There are times when I see
Something odd, like
A purple satin bra on a yellow fire hydrant on a street corner
Or an antique white bassinet on the side of the road
Or No Trespassing sign in the middle of an impassable thicket
And I think

Oh no–
Reality is glitching again.

Someone is going to have to issue
A patch
Or do a hard reset
On the observable universe.

The fragments are getting out of hand.

Maybe it wouldn’t be so bad, though
I would miss all my favorites, preferences, habits, and memories.
It would hurt to lose all that data.
But I admit it would be wild to look in the mirror, see
Status circles swirling where my irises should be
Until the blur clears and reality snaps back into fresh definition
And I turn to look at you and say

We’re all set!
Let’s get started.

At the graveyard at Sandy Spring Meeting House

At one point a friend in the society of friends
Decided the headstones with names, birth and death dates
Were an affront to God, so he removed all of them overnight
And stacked them up behind the meeting house.
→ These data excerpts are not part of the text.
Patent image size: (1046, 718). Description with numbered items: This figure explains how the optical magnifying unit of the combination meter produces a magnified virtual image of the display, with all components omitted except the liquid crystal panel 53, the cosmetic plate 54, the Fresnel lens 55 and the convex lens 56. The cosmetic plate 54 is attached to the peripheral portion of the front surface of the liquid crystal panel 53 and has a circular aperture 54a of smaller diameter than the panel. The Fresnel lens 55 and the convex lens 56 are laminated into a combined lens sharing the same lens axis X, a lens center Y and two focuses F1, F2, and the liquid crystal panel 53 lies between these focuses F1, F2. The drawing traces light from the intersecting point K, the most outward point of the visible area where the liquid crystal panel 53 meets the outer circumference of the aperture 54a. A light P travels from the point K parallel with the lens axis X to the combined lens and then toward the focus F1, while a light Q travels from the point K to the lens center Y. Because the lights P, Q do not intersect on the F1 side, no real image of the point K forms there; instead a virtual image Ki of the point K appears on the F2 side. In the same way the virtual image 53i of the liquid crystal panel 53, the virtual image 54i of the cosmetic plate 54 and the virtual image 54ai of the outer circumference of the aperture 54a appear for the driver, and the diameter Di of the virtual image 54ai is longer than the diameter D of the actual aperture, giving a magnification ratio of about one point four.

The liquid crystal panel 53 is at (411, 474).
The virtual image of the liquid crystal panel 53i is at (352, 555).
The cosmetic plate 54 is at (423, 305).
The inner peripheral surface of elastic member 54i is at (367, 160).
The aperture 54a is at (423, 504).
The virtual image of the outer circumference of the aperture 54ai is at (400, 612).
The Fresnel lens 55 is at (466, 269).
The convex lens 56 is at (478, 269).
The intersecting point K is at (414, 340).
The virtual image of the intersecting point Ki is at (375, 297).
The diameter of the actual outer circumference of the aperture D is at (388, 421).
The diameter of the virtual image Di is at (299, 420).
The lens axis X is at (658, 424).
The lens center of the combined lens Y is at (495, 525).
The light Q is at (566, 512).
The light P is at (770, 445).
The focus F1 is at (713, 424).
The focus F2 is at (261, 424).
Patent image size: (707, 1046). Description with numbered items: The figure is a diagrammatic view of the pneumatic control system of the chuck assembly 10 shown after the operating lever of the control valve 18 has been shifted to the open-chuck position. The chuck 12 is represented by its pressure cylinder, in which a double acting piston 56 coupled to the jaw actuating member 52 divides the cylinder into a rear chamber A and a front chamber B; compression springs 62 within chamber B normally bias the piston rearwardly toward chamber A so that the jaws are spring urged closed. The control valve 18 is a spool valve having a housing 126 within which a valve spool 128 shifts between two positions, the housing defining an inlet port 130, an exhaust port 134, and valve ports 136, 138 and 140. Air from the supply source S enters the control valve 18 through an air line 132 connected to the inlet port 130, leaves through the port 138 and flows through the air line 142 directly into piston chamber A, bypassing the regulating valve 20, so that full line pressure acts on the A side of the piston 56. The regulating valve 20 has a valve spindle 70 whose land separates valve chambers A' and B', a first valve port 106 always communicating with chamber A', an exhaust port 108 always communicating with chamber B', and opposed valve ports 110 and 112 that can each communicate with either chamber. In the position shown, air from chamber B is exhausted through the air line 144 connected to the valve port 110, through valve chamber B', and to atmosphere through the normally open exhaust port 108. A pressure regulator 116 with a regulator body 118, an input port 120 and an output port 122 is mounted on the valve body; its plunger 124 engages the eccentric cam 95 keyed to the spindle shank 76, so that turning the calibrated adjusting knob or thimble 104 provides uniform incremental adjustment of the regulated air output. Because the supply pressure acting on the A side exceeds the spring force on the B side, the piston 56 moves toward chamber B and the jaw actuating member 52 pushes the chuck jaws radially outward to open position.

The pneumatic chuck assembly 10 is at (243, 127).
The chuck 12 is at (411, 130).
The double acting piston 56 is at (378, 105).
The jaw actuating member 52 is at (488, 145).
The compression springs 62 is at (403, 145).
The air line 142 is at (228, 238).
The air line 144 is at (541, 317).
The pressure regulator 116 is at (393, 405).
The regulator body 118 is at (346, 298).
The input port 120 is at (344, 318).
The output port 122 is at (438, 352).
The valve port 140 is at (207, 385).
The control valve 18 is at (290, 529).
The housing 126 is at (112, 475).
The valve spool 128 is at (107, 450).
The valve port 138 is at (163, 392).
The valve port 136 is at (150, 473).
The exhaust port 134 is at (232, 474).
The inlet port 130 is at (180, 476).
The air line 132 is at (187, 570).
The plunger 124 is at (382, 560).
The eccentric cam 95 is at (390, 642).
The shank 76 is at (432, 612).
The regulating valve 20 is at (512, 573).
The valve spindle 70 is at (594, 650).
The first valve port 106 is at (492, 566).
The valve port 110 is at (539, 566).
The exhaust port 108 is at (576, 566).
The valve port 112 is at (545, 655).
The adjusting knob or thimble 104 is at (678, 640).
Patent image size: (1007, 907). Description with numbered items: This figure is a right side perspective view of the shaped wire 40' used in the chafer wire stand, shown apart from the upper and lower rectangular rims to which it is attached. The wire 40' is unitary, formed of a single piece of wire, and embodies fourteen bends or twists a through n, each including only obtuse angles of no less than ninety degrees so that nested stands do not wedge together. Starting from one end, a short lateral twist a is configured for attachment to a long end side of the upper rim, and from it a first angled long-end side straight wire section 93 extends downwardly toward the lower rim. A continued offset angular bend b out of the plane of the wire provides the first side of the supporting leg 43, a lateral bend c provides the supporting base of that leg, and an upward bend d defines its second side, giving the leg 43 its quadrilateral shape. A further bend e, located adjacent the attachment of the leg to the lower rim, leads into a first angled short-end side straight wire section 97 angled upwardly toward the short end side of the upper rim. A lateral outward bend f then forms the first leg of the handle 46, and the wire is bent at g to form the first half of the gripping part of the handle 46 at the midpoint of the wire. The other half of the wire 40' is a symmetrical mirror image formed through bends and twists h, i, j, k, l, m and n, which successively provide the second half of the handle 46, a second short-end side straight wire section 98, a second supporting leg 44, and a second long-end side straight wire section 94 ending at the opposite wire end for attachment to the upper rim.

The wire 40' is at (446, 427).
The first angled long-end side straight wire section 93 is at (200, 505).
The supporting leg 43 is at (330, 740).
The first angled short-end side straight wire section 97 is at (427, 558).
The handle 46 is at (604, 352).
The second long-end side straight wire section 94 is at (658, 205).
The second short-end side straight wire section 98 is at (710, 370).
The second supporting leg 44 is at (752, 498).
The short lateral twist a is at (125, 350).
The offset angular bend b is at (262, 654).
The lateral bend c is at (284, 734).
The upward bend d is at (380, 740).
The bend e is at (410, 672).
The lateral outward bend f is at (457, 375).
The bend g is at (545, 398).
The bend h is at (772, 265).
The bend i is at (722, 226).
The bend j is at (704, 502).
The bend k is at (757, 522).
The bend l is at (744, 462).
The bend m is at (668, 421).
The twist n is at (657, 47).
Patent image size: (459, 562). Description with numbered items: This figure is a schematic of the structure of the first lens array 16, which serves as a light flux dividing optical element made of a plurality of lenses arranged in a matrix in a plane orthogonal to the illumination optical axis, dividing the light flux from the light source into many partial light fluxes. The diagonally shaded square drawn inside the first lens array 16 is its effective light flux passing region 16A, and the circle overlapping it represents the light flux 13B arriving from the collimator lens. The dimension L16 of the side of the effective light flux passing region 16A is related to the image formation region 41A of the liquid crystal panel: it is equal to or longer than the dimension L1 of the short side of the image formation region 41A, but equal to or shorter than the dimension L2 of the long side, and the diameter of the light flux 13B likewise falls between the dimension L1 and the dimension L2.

After some discussion, they were put back,
But not all ended up in the correct location.
Death solves a lot of problems but apparently
Mistaken identity isn’t necessarily one of them.

Perhaps they all worked it out down there and adjusted
Or just got used to a new identity.
Maybe their earthly identity lost all meaning, and they moved
On, and never noticed the drama.

Mostly likely they’re still laying quietly,
Taking this all in with everything else
And just like their living counterparts
Being quiet together until someone is moved to speak.

Jeremy Lawson was born in Maryland, but has lived in Washington D.C., Virginia, North Carolina, California and New Mexico. He is a big fan of too-long novels, travel writing, and hard-to-classify books. He is working on writing something that doesn’t have much shape yet. Wish him luck.